Which brings us to The Two-Dollar Onion.
We normally buy quite a few groceries at a time, so prices tend to blur. However, the cost of one item snapped into focus for me, when I was rushing to complete a meal before guests arrived and discovered there was no onion for the salad. Thus I came to find that a single plump red onion now goes for two bucks.
That’s about what I thought I’d been paying for a whole bag of onions — the ordinary cooking kind, white or yellow — but, on my next shopping trip, I slowed down and noticed these have gone up by about a third. A closer look at the bell peppers stunned me, too. I remember being scandalized by the cost of those in midwinter, but here we are in high summer and they’re still a buck apiece for green, nearly twice that for red or yellow. Another shock was the doubling in price of plain flour tortillas — not even the corn type sparking tumult in Mexico.
With these recent observations in mind, news of sharply rising food prices didn’t exactly knock me for a loop. In fact, I’m inordinately well-prepared to argue that they’re far worse than our Labor Department is admitting. Take the supposed 19.5 percent rise in egg prices over last year’s. Where I forage, they’ve damn near doubled from about a buck a dozen to two. While I can’t dispute the 13.3 percent rise attributed to milk, since I loathe the stuff and no longer have to force it on a child, I’m confident that chicken and beef have gone up substantially more than 10 percent. Twenty percent is more like it.
Eggs, milk and meat are most directly linked to the biofuels lunacy, since the relevant animals live largely on corn, but just about everything at the food store has skyrocketed since Shrub’s Brazilian ethanol deal unbagged the cat. By then his transnational cronies had grabbed vast swathes of ground and begun burning forests all over creation, thus worsening our air beyond what their crops can hope to redeem. And he rightly reckoned no Dems would face him down on the brewing disaster, but instead would fall into line due to facing corn farmers in that Iowa primary.
So now — besides all the other factors collaborating to ruin those with least to lose — the Masters of the Universe have us over both ethanol and oil barrels, while automakers are panting to sell us overpriced new cars that run on both problematic fuels and every day more communities cede to corporations control of their most crucial resources, the land and water upon which lives depend.
Most victims, as usual, are paying attention to nothing but propaganda adverse to their interests. Even I — in full or near cognizance of the Conspiracy of Everything against us — would rather return now to thoughts of the exquisite Edwardian brooch gleaming before me, its perfect golden shells framing a rosy gemstone cabochon set in a collet with millegrained edges.
Among the things I know about it is that loving, careful hands brought it into being around 1905, when the average American family lived better than we do today and on the earnings of only one person.
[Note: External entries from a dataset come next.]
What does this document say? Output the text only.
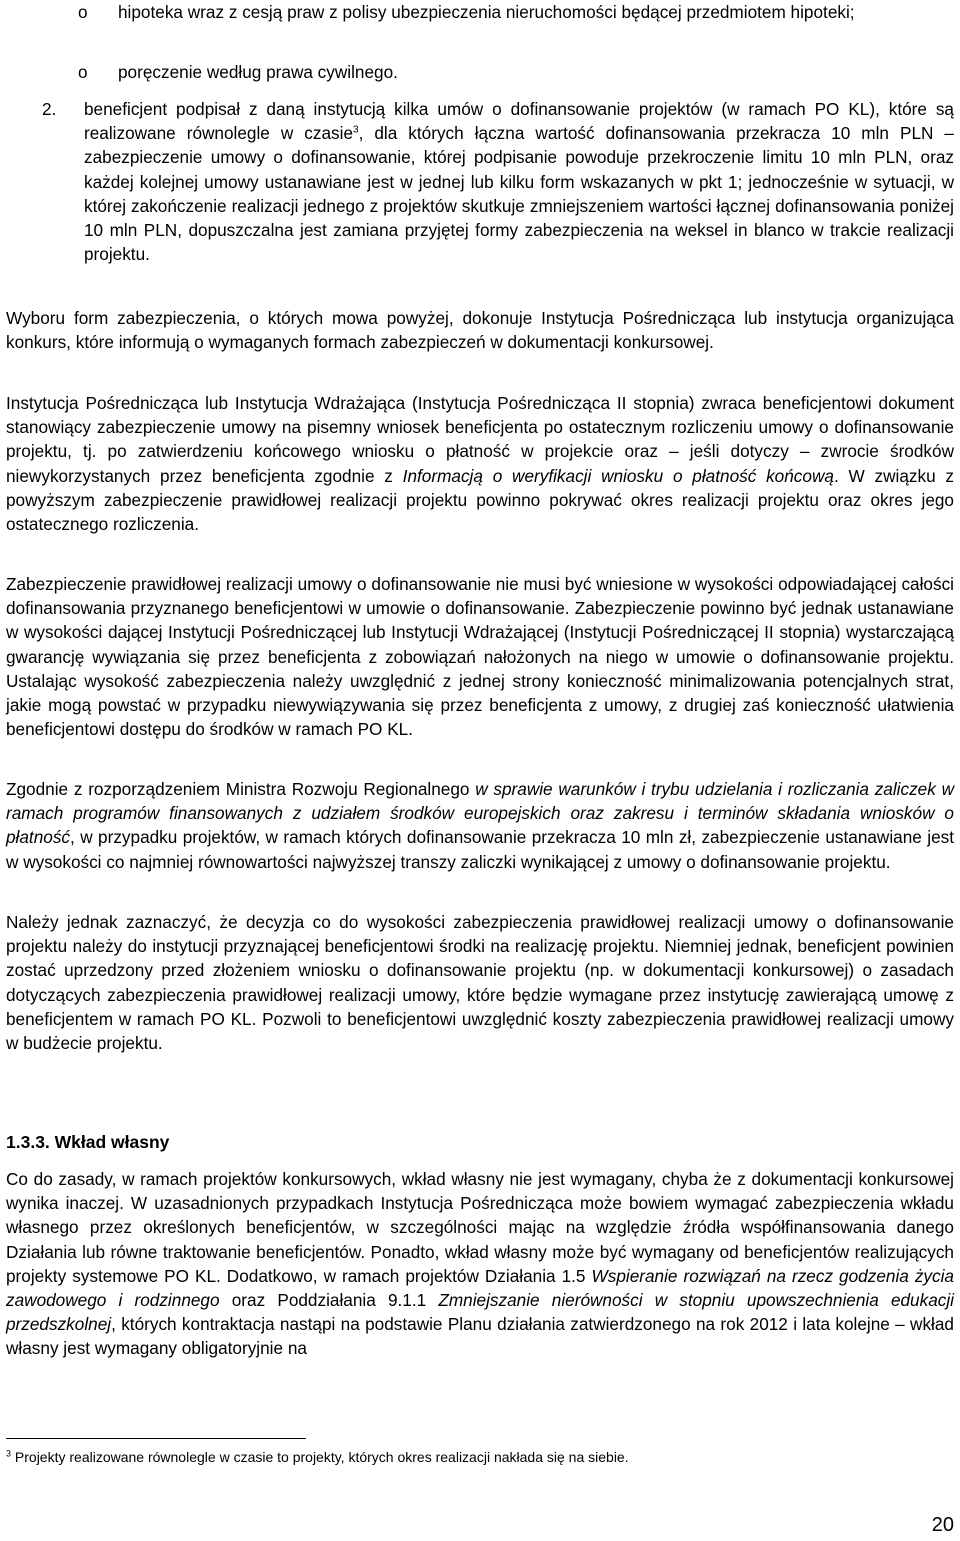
o hipoteka wraz z cesją praw z polisy ubezpieczenia nieruchomości będącej przedmiotem hipoteki;
o poręczenie według prawa cywilnego.
2. beneficjent podpisał z daną instytucją kilka umów o dofinansowanie projektów (w ramach PO KL), które są realizowane równolegle w czasie$^3$, dla których łączna wartość dofinansowania przekracza 10 mln PLN – zabezpieczenie umowy o dofinansowanie, której podpisanie powoduje przekroczenie limitu 10 mln PLN, oraz każdej kolejnej umowy ustanawiane jest w jednej lub kilku form wskazanych w pkt 1; jednocześnie w sytuacji, w której zakończenie realizacji jednego z projektów skutkuje zmniejszeniem wartości łącznej dofinansowania poniżej 10 mln PLN, dopuszczalna jest zamiana przyjętej formy zabezpieczenia na weksel in blanco w trakcie realizacji projektu.

Wyboru form zabezpieczenia, o których mowa powyżej, dokonuje Instytucja Pośrednicząca lub instytucja organizująca konkurs, które informują o wymaganych formach zabezpieczeń w dokumentacji konkursowej.

Instytucja Pośrednicząca lub Instytucja Wdrażająca (Instytucja Pośrednicząca II stopnia) zwraca beneficjentowi dokument stanowiący zabezpieczenie umowy na pisemny wniosek beneficjenta po ostatecznym rozliczeniu umowy o dofinansowanie projektu, tj. po zatwierdzeniu końcowego wniosku o płatność w projekcie oraz – jeśli dotyczy – zwrocie środków niewykorzystanych przez beneficjenta zgodnie z Informacją o weryfikacji wniosku o płatność końcową. W związku z powyższym zabezpieczenie prawidłowej realizacji projektu powinno pokrywać okres realizacji projektu oraz okres jego ostatecznego rozliczenia.

Zabezpieczenie prawidłowej realizacji umowy o dofinansowanie nie musi być wniesione w wysokości odpowiadającej całości dofinansowania przyznanego beneficjentowi w umowie o dofinansowanie. Zabezpieczenie powinno być jednak ustanawiane w wysokości dającej Instytucji Pośredniczącej lub Instytucji Wdrażającej (Instytucji Pośredniczącej II stopnia) wystarczającą gwarancję wywiązania się przez beneficjenta z zobowiązań nałożonych na niego w umowie o dofinansowanie projektu. Ustalając wysokość zabezpieczenia należy uwzględnić z jednej strony konieczność minimalizowania potencjalnych strat, jakie mogą powstać w przypadku niewywiązywania się przez beneficjenta z umowy, z drugiej zaś konieczność ułatwienia beneficjentowi dostępu do środków w ramach PO KL.

Zgodnie z rozporządzeniem Ministra Rozwoju Regionalnego w sprawie warunków i trybu udzielania i rozliczania zaliczek w ramach programów finansowanych z udziałem środków europejskich oraz zakresu i terminów składania wniosków o płatność, w przypadku projektów, w ramach których dofinansowanie przekracza 10 mln zł, zabezpieczenie ustanawiane jest w wysokości co najmniej równowartości najwyższej transzy zaliczki wynikającej z umowy o dofinansowanie projektu.

Należy jednak zaznaczyć, że decyzja co do wysokości zabezpieczenia prawidłowej realizacji umowy o dofinansowanie projektu należy do instytucji przyznającej beneficjentowi środki na realizację projektu. Niemniej jednak, beneficjent powinien zostać uprzedzony przed złożeniem wniosku o dofinansowanie projektu (np. w dokumentacji konkursowej) o zasadach dotyczących zabezpieczenia prawidłowej realizacji umowy, które będzie wymagane przez instytucję zawierającą umowę z beneficjentem w ramach PO KL. Pozwoli to beneficjentowi uwzględnić koszty zabezpieczenia prawidłowej realizacji umowy w budżecie projektu.

1.3.3. Wkład własny

Co do zasady, w ramach projektów konkursowych, wkład własny nie jest wymagany, chyba że z dokumentacji konkursowej wynika inaczej. W uzasadnionych przypadkach Instytucja Pośrednicząca może bowiem wymagać zabezpieczenia wkładu własnego przez określonych beneficjentów, w szczególności mając na względzie źródła współfinansowania danego Działania lub równe traktowanie beneficjentów. Ponadto, wkład własny może być wymagany od beneficjentów realizujących projekty systemowe PO KL. Dodatkowo, w ramach projektów Działania 1.5 Wspieranie rozwiązań na rzecz godzenia życia zawodowego i rodzinnego oraz Poddziałania 9.1.1 Zmniejszanie nierówności w stopniu upowszechnienia edukacji przedszkolnej, których kontraktacja nastąpi na podstawie Planu działania zatwierdzonego na rok 2012 i lata kolejne – wkład własny jest wymagany obligatoryjnie na

$^3$ Projekty realizowane równolegle w czasie to projekty, których okres realizacji nakłada się na siebie.
20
In inflation-adjusted terms, both adults now knock themselves out for only an 8 percent gain in income — far less than the cost of commuting, business apparel and child care, if requisite.
Yes, we’ve lost that much over this century, despite the little burst of advancement between WWII and the late 1960s. And, yes, the greedy will never be content until they have it all. They’ll assault us again and again, yet such barbarians will never understand beauty, even if it’s all around them. Their skill is to deceive, destroy and grab, not to create as workers do. And such love as is found in those cold hearts is just a form of ownership.
So perhaps it’s another act of resistance to our thieving would-be lords when we shift the light of truth away from exposing them toward appreciating love and loveliness. They can gloat over their crimes, but I submit after these musings that the rest of us hold the monopoly on real joy.